The Send Immediate portion is used to flush data from the chip back to the PC. This can be used to force
short packets of data back to the PC without waiting for the latency timer to expire.
To avoid overrunning, this mechanism should only be used when a process of sending data to the chip
has been stopped.
The data transfer is flagged to the USB host by the falling edge of the SIWU# signal. The USB host will
schedule the data transfer on the next USB packet.

Figure 4.25: Using SIWU#
When the pin is being used for a Wake Up function to wake up a sleeping PC a 20ms negative pulse on
this pin is required. When the pin is used to immediately flush the buffer (Send Immediate) a 250ns
negative pulse on this pin is required.
Notes
1. When using remote wake-up, ensure the resistors are pulled-up in suspend. Also ensure peripheral
designs do not allow any current sink paths that may partially power the peripheral.
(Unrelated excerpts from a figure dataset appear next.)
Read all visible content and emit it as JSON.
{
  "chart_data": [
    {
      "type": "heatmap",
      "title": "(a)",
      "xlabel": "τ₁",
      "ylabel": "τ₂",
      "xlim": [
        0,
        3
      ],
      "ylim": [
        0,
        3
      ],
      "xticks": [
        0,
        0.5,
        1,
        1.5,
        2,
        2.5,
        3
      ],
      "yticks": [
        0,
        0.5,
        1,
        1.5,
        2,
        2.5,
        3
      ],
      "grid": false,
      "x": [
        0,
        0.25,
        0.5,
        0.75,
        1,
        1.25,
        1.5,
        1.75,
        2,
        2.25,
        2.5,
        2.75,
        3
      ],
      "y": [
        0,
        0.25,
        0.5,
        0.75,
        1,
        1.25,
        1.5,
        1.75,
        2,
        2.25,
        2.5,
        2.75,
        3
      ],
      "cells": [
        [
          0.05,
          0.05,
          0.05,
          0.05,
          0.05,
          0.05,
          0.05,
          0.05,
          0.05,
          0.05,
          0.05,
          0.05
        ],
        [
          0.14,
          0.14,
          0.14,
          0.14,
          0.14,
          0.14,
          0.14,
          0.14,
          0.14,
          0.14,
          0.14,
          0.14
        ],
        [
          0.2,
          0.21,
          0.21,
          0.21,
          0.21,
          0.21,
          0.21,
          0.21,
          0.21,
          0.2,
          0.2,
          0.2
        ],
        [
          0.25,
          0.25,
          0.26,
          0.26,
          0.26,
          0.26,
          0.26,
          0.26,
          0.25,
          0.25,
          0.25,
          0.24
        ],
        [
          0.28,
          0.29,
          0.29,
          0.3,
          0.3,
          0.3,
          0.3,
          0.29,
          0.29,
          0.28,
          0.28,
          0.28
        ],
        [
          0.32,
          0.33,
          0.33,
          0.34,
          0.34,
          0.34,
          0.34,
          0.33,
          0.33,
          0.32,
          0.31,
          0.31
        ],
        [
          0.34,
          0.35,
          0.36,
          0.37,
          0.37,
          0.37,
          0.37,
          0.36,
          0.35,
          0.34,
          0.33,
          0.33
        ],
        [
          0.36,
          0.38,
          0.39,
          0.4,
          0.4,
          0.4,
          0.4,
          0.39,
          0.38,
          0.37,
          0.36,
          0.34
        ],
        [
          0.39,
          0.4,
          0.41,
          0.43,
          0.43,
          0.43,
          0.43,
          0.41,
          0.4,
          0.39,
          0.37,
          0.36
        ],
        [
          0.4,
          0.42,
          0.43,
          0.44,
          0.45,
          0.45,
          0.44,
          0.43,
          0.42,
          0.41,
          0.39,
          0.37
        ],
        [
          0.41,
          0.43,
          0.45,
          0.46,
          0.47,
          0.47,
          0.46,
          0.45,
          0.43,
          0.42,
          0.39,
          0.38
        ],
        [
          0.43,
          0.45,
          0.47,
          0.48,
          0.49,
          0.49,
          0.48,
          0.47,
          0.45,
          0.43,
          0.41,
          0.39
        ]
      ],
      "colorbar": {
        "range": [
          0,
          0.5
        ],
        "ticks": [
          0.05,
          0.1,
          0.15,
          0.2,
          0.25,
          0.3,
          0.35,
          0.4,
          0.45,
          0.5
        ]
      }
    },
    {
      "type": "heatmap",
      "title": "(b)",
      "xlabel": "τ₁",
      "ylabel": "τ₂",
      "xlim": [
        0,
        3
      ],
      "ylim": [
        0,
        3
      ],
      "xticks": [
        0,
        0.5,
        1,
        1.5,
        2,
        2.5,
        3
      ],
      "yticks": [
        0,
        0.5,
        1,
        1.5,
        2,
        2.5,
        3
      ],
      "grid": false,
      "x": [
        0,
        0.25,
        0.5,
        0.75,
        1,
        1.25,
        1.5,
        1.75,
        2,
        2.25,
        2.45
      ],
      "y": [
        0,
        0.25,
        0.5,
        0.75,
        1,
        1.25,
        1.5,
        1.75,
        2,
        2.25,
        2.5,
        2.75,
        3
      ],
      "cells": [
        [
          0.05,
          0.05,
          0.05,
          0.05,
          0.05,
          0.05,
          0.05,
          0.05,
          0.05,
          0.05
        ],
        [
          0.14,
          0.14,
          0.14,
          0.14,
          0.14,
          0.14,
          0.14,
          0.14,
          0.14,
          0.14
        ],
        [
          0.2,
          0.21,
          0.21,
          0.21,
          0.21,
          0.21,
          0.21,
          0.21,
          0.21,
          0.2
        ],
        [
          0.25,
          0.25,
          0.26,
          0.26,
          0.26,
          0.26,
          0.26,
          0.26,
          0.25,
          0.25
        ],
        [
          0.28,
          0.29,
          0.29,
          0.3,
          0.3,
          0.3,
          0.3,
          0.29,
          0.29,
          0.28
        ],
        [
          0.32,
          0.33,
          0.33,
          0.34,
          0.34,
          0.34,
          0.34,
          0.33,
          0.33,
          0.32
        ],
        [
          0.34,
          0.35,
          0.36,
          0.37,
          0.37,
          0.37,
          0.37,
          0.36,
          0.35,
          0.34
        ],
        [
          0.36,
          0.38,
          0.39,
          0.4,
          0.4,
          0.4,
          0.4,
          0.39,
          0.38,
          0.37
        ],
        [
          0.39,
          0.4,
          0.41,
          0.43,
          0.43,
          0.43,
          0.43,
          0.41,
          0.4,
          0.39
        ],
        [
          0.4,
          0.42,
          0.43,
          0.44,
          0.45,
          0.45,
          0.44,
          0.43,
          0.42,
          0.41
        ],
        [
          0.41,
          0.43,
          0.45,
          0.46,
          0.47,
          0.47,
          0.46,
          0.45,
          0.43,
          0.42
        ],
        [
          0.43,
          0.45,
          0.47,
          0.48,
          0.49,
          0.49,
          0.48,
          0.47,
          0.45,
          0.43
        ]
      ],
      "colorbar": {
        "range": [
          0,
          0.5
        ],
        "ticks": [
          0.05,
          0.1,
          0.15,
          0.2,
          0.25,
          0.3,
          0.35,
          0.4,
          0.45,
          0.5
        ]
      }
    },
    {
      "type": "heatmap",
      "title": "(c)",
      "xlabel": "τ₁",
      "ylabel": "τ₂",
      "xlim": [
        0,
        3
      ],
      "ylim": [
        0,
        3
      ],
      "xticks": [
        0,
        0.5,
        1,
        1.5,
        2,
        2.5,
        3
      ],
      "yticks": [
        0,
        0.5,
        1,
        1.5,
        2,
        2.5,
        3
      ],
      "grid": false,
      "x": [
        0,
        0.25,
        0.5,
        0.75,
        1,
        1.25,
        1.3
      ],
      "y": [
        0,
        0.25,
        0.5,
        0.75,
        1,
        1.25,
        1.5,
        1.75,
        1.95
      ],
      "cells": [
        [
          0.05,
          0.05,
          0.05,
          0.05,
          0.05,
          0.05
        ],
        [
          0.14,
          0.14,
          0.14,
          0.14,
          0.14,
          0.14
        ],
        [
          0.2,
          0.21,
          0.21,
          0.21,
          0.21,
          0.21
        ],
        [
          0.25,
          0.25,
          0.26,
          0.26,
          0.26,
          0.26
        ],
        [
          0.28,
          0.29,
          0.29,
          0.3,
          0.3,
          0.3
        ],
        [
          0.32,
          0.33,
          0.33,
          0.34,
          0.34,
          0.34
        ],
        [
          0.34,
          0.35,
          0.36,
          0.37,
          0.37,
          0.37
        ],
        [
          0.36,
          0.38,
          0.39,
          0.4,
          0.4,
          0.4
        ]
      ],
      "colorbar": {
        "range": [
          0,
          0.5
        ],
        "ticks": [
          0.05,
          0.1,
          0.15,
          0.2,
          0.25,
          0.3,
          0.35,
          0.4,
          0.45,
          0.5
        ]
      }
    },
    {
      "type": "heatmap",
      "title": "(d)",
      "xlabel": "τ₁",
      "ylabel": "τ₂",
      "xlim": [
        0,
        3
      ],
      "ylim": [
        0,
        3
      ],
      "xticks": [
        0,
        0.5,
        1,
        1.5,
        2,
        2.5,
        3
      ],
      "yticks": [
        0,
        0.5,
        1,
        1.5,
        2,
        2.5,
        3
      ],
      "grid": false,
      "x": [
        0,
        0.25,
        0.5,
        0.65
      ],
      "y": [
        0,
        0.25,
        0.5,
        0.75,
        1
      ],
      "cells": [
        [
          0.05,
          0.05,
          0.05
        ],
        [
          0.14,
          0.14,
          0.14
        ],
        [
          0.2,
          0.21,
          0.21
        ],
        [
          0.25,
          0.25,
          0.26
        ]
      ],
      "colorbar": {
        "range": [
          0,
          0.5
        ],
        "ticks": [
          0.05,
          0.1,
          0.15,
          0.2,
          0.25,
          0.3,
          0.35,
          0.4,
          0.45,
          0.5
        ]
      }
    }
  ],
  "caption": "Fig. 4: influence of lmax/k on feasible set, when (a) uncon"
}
2. If remote wake-up is enabled, a peripheral is allowed to draw up to 2.5mA in suspend. If remote
wake-up is disabled, the peripheral must draw no more than 500uA in suspend.
3. If a Pull-down is enabled, the FT232H will not wake up from suspend when using SIWU#
4.In UART mode the RI# pin acts as the wake up pin.